Status: To Do
Affects Version/s: None
Fix Version/s: None
Epic Name:Monitor s4: Connectivity
Risk & mitigation:TBD
Epic Total Estimate:18
Given support for service (MEN-4616) and log (MEN-4793) monitoring, the final key aspect of monitoring current uptime is connectivity.
This is a bit different than the other types of monitoring because:
- Loss of connectivity can only be detected by the server (because the device can not send an Alert when it's disconnected)
- The basic version of this (Thresholds based on Last check in) is already available in Mender (Open Source without addons), and need to continue to be
For all editions of Mender (Open Source w/o addons), we introduce a concept of Device offline / online. This becomes a an attribute of the device, available in the UI (device details, dashboard) and APIs (to be added to mender-cli as well; get all offline/online devices).
The offline / online state of a device is determined by the following attributes:
- Last seen: This should be when the Mender server last had any connection (or the most frequent type of connection) to the device.

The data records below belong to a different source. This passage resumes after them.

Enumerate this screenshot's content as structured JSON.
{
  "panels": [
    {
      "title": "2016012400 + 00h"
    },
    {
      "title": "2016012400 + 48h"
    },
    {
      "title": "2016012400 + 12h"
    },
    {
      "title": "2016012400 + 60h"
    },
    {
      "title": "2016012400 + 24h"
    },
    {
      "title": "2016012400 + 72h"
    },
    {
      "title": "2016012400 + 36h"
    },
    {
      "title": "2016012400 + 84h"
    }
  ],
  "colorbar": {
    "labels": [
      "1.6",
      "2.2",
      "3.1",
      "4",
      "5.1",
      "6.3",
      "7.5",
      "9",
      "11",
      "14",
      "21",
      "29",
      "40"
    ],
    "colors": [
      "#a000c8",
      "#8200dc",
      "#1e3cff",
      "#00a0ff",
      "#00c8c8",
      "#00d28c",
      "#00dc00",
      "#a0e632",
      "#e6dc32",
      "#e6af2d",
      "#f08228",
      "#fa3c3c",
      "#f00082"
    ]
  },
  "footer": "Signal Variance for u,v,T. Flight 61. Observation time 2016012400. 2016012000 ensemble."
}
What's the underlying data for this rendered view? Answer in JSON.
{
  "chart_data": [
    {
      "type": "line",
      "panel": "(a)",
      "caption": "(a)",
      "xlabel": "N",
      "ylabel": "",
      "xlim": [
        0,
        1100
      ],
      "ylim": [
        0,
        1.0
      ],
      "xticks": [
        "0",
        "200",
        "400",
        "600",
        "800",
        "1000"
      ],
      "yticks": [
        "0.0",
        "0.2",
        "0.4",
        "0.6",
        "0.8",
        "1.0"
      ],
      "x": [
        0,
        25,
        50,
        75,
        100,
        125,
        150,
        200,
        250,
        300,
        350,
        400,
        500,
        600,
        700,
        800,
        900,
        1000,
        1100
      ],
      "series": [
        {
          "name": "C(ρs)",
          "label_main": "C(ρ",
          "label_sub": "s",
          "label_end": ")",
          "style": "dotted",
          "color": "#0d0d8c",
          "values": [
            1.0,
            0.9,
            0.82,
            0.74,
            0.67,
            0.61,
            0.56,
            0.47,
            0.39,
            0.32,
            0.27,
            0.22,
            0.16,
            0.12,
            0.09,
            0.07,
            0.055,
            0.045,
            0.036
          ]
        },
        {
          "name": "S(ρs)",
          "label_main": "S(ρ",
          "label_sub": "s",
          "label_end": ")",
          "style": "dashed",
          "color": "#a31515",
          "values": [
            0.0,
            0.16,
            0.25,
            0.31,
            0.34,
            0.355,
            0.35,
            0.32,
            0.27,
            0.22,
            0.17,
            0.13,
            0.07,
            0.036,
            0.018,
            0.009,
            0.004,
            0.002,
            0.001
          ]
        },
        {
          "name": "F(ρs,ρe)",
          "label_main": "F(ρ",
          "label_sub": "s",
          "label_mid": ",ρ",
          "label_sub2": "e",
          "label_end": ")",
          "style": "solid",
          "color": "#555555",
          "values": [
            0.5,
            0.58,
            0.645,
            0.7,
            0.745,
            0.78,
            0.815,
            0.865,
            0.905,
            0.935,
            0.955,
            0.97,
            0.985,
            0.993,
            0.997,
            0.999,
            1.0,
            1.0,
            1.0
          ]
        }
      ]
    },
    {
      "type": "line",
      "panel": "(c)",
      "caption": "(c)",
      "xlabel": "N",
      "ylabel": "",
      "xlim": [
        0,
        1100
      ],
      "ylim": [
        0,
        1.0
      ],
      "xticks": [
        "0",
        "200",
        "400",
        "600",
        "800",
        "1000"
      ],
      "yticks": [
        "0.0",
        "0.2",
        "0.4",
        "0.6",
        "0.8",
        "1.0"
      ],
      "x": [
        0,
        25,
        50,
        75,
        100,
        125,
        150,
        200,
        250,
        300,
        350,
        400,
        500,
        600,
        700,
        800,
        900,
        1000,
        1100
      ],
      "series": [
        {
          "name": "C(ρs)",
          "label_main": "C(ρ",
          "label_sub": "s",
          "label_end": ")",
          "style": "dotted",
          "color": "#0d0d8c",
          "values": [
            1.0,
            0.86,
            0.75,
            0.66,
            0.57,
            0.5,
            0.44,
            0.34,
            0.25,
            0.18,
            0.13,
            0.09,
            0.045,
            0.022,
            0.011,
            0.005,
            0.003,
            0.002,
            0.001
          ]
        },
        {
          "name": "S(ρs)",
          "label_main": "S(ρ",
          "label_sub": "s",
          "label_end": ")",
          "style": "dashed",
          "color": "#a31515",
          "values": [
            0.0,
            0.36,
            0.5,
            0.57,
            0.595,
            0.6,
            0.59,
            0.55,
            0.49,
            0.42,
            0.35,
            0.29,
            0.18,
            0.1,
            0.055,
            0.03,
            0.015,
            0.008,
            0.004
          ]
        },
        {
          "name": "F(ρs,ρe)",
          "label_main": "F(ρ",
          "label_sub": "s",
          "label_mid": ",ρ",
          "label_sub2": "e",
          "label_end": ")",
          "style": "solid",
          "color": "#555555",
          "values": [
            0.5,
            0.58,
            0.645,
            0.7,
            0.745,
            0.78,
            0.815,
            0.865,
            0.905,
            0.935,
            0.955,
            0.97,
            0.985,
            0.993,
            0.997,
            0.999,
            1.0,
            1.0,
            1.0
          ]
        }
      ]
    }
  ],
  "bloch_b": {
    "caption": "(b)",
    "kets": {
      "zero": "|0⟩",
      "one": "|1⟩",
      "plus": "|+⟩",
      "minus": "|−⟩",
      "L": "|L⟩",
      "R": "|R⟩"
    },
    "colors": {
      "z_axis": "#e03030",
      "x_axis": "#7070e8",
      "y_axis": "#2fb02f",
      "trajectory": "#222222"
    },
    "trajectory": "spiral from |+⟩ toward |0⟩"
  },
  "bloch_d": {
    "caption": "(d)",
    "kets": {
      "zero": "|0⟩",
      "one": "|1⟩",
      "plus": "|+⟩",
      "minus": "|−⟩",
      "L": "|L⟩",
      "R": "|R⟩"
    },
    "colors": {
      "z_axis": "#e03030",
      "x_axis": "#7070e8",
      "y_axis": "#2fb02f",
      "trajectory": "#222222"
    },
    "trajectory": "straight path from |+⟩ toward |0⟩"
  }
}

For now we can continue to use the "Last check in" attribute for this (last inventory poll), though this is a bit misleading.
- Offline threshold: Configurable setting, relative time, for how long since the device was last seen until it should be considered offline, e.g. 1 day, or 1 week.
We should support offline threshold on the device group level because different customers may have different environments and expectations around being online. Also, test and production devices generally behave differently in this respect (it may be normal that production devices are not seen frequently, and test devices may be turned off at night). Typical intervals are X hours or Y days, suggesting to start with this (we may need to add minutes granularity).
If the Monitor add-on is enabled, we also support (email) notifications when a device changes state from online (OK) to offline (CRITICAL). This is a special type of Alert, as the other Alerts are all configured on the Device-side.
User value (why)
- Improve customer satisfaction by quickly detecting connectivity problems which may cause the IoT product to malfunction
- Lower cost of support by proactively detecting incorrect or suboptimal network connectivity
- Detect potential theft of devices
- There is a tenant-wide configuration setting, available on the device group level, of the offline threshold for this device group, with (most common) granularity X hours or Y days [API should likely support Z minutes only, and then UI converts] (all plans)
- It is possible to filter to find all offline devices, also within a given group, both in the UI and API (all plans)
- If a device is offline, this is clearly indicated in the UI Devices list and the device details (all plans)
- The dashboard shows the share of devices offline for different groups (configurable) with possibility to list the offline devices
- If the Monitor add-on is enabled, an email Alert is sent as soon as a device changes state from online (OK) to offline (CRITICAL) (Professional w/ Monitor or Enterprise w/ Monitor only)